Having CR/LF somewhere in the file (not at the end of lines) doesn't qualify 
the file for text/plain encoding. I'm not quite sure but I feel like your 
sending MUA should better use another encoding when sending such files. For 
example base64 encoding would keep the CR/LF combinations.

However I'm better going to leave the decision about the report to be 
confirmed or marked as invalid to the guys who know the RFCs by heart.

Comment 4 Rudolf Kollien 2004-07-07 16:20:53 UTC
>Having CR/LF somewhere in the file (not at the end of lines) doesn't qualify 
>the file for text/plain encoding. I'm not quite sure but I feel like your 
>ending MUA should better use another encoding when sending such files. For 
>example base64 encoding would keep the CR/LF combinations. 

Mozilla, Thunderbird, T-Online Email (a special german MUA) and all webmailer (web.de, Yahoo, Google etc.) handle this files as text. Even KMail!!!!! Only Outlook from M$ does the right job. Sending the "defekt" mail to a windooze box and than forwarding the mail again corrects the problem (outlook changes the mime header to "application/octet-stream".
Comment 5 Rudolf Kollien 2004-07-07 16:22:03 UTC
I meant Outlook AND Outlook Express >= 5.x 
Versions above not tested.
Comment 6 Ingo Klöcker 2004-07-08 17:03:49 UTC
Sorry, but we can't change this because some interpreters (like bash) choke on wrong line endings. (Don't ask me why.) So we have to convert the line endings of _text_ files to the native line endings.

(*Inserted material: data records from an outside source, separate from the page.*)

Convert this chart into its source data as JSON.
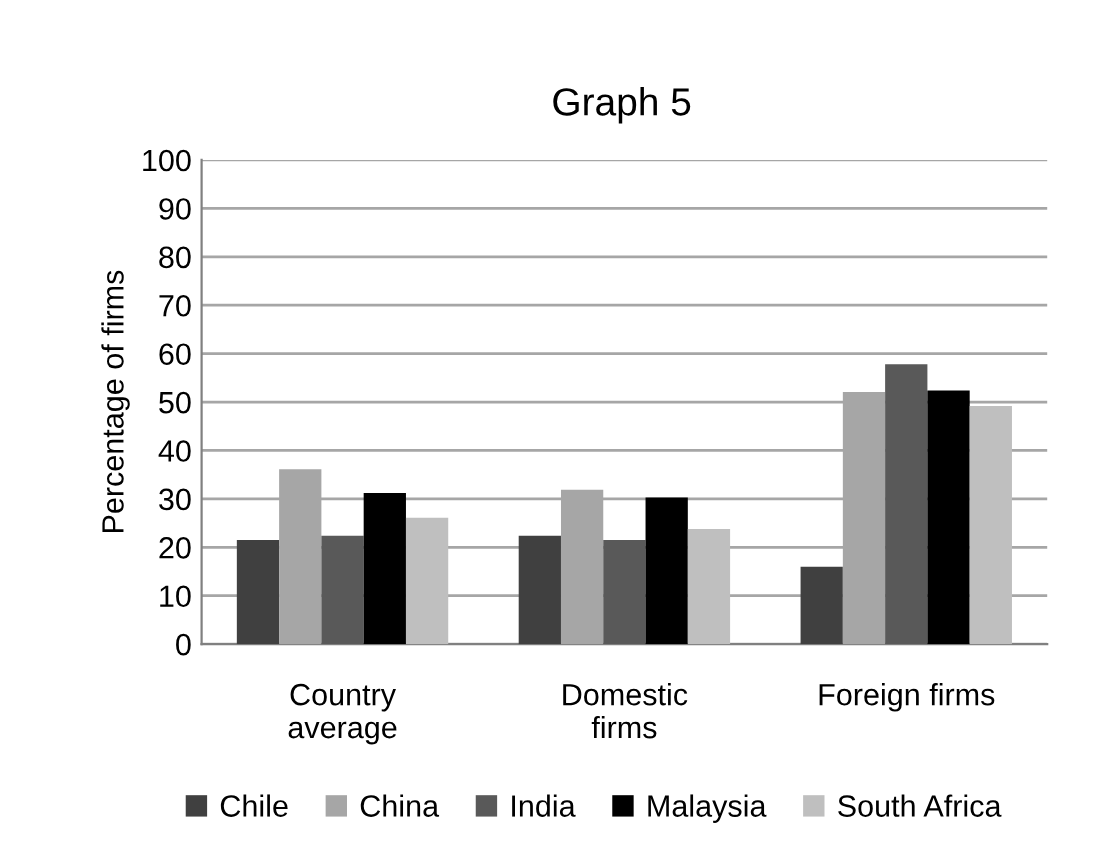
{
  "chart_data": {
    "type": "bar",
    "title": "Graph 5",
    "ylabel": "Percentage of firms",
    "categories": [
      "Country\naverage",
      "Domestic\nfirms",
      "Foreign firms"
    ],
    "series": [
      {
        "name": "Chile",
        "color": "#404040",
        "values": [
          21.5,
          22.4,
          16
        ]
      },
      {
        "name": "China",
        "color": "#a6a6a6",
        "values": [
          36.1,
          31.9,
          52.1
        ]
      },
      {
        "name": "India",
        "color": "#595959",
        "values": [
          22.4,
          21.5,
          57.8
        ]
      },
      {
        "name": "Malaysia",
        "color": "#000000",
        "values": [
          31.2,
          30.3,
          52.4
        ]
      },
      {
        "name": "South Africa",
        "color": "#bfbfbf",
        "values": [
          26.1,
          23.8,
          49.2
        ]
      }
    ],
    "ylim": [
      0,
      100
    ],
    "yticks": [
      0,
      10,
      20,
      30,
      40,
      50,
      60,
      70,
      80,
      90,
      100
    ],
    "grid": "y",
    "legend": "bottom"
  }
}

But we could probably detect text files with non-native line endings and attach them as application/octet-stream. And we could add an option Save as binary. But those are wishes.

BTW, you can manually change the content type to application/octet-stream by changing the properties of the attachment.
Comment 7 Rudolf Kollien 2004-07-08 17:26:44 UTC
>BTW, you can manually change the content type to application/octet-stream by changing the properties of the attachment. 

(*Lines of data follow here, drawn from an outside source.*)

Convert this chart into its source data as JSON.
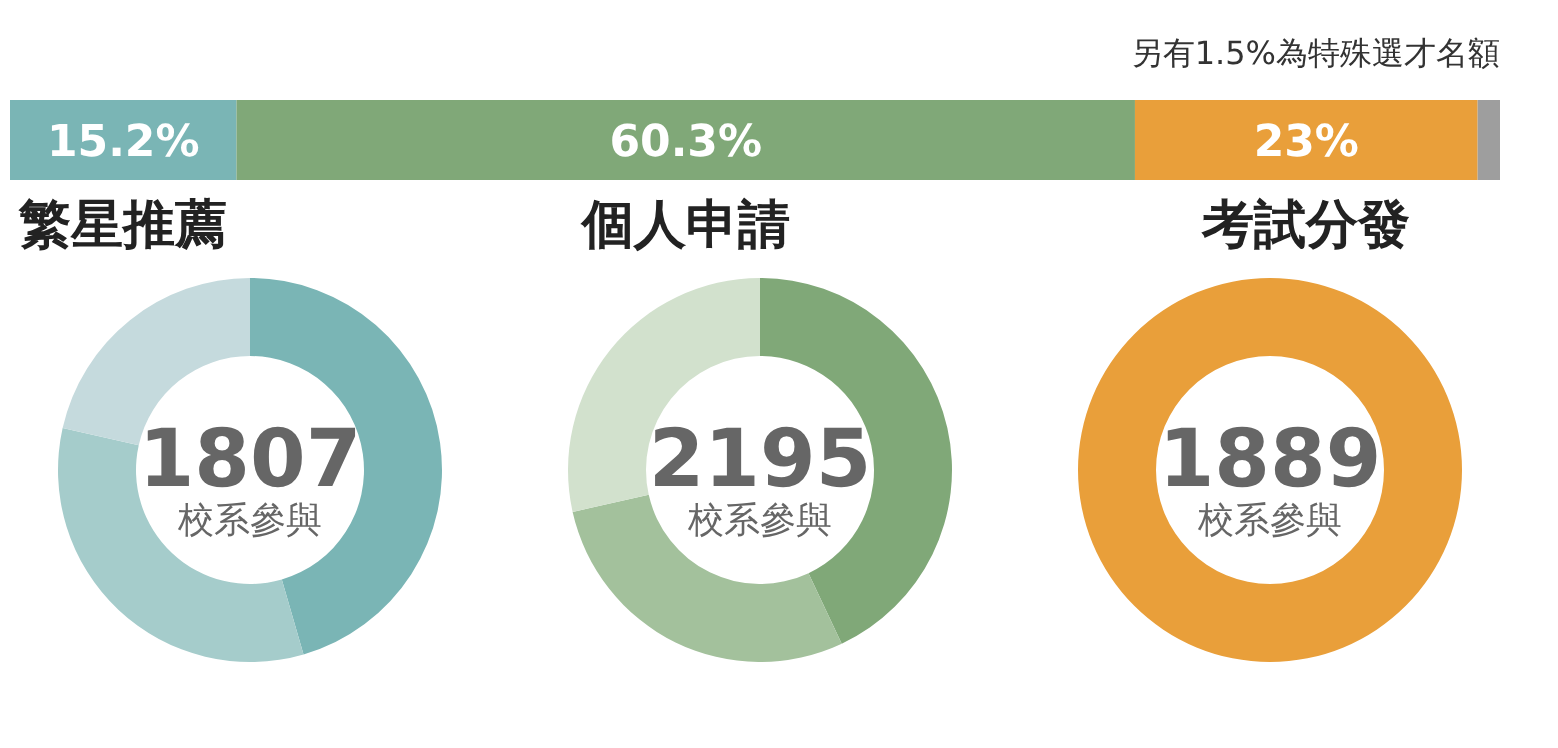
{
  "chart_data": [
    {
      "type": "bar",
      "orientation": "horizontal",
      "stacked": true,
      "categories": [
        null
      ],
      "tick_labels": false,
      "annotations": [
        "另有1.5%為特殊選才名額"
      ],
      "series": [
        {
          "name": "繁星推薦",
          "color": "#7ab5b5",
          "values": [
            15.2
          ],
          "value_labels": [
            "15.2%"
          ]
        },
        {
          "name": "個人申請",
          "color": "#80a878",
          "values": [
            60.3
          ],
          "value_labels": [
            "60.3%"
          ]
        },
        {
          "name": "考試分發",
          "color": "#e99f3a",
          "values": [
            23
          ],
          "value_labels": [
            "23%"
          ]
        },
        {
          "color": "#9e9e9e",
          "values": [
            1.5
          ],
          "value_labels": [
            null
          ]
        }
      ]
    },
    {
      "type": "donut",
      "categories": [
        null,
        null,
        null
      ],
      "values": [
        45.5,
        33,
        21.5
      ],
      "colors": [
        "#7ab5b5",
        "#a5cccb",
        "#c5dadd"
      ],
      "annotations": [
        "1807",
        "校系參與"
      ]
    },
    {
      "type": "donut",
      "categories": [
        null,
        null,
        null
      ],
      "values": [
        43,
        28.5,
        28.5
      ],
      "colors": [
        "#80a878",
        "#a3c19c",
        "#d2e1cd"
      ],
      "annotations": [
        "2195",
        "校系參與"
      ]
    },
    {
      "type": "donut",
      "categories": [
        null
      ],
      "values": [
        100
      ],
      "colors": [
        "#e99f3a"
      ],
      "annotations": [
        "1889",
        "校系參與"
      ]
    }
  ]
}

This is the current workaround. But therefore i have to forward the email to myself to correctly save the attachments. I will post a wish for "save as binary".

>But we could probably detect text files with non-native line endings and attach them as application/octet-stream.

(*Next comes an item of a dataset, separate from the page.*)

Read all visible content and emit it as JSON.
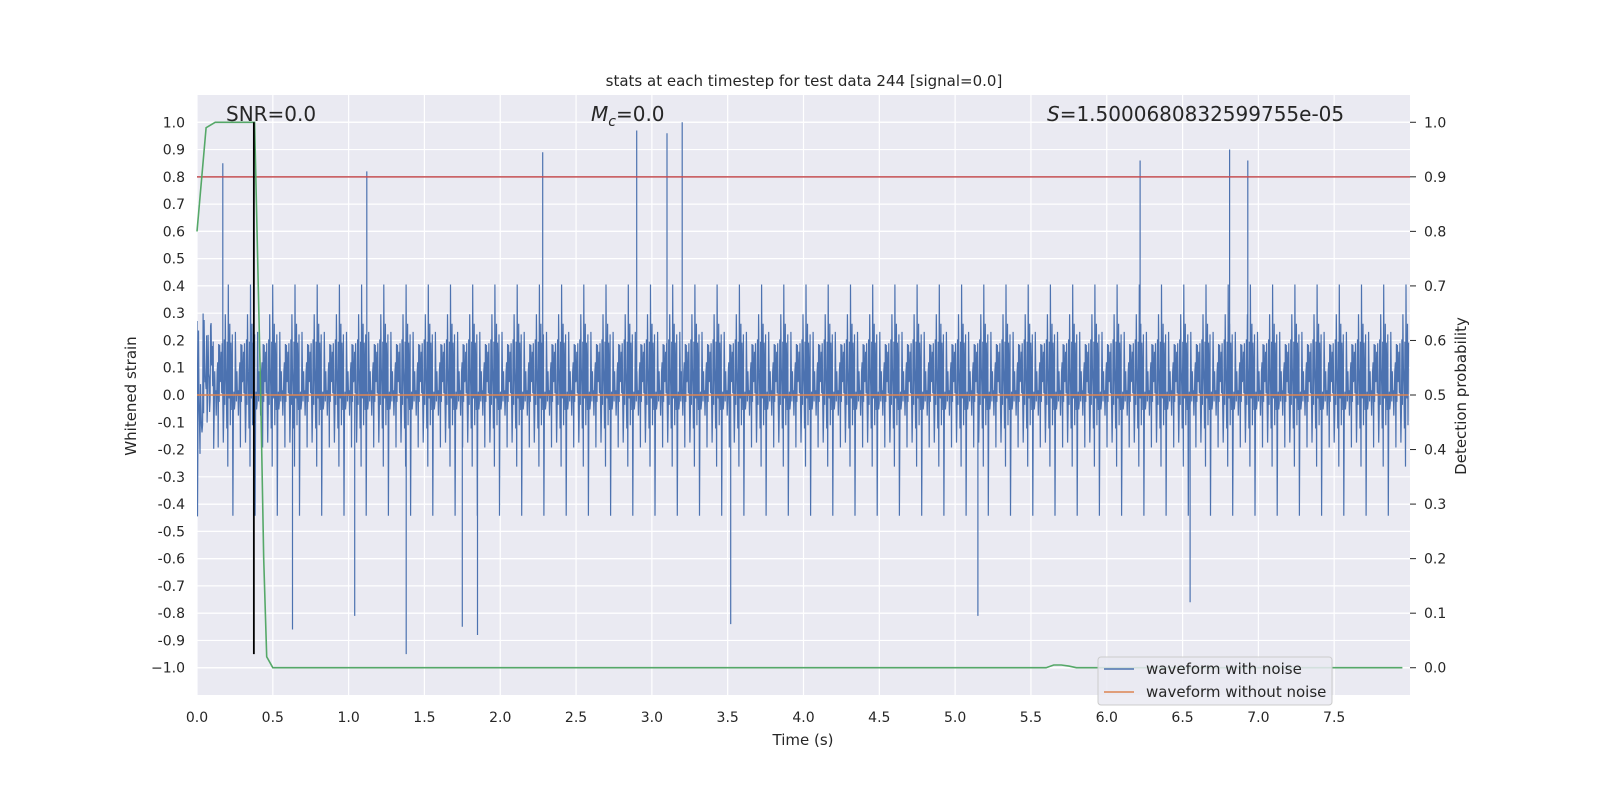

The problem is, that these files are NOT textfiles but detected as such. Only the Outlook family of M$ detect the files correct as binary. 
Comment 8 Ingo Klöcker 2005-05-16 16:30:43 UTC
I'm reviewing this wish again and have a few questions:

Those files should obviously be treated not as text but as binary. So if the sending MUA declares the attachment to be of type text/plain then the receiving MUA can't know that this is wrong. The only reasonable solution to counter this bug in the sending MUA is to offer a "Save as binary" option in the receiving MUA. You said you'd file another wish for this, so I consider the "receiving MUA" part of this wish to be covered by this other wish.

So what remains is the "sending MUA" part. If I understood correctly then KMail doesn't handle this correctly, i.e. it thinks the files are of type text/plain although they are not. Now it's very difficult to fix this problem since files which only use one type of line ending (i.e. either crlf or lf) should be treated as text files (because they usually are text files). Only files with mixed "line endings" could be treated as binary (i.e. application/octet-stream) by default. For files which look like text files although they are not you'll always have to change the content-type manually which is possible with KMail.

So summing up what remains to do is treating to-be-attached files with mixed line endings as application/octet-stream.
Comment 9 Myriam Schweingruber 2012-08-18 08:49:23 UTC
Thank you for your feature request. Kmail1 is currently unmaintained so we are closing all wishes. Please feel free to reopen a feature request for Kmail2 if it has not already been implemented.
Thank you for your understanding.
Comment 10 Luigi Toscano 2012-08-19 00:51:45 UTC
Instead of creating a new feature request, please confirm here if the wishlist is still valid for kmail2.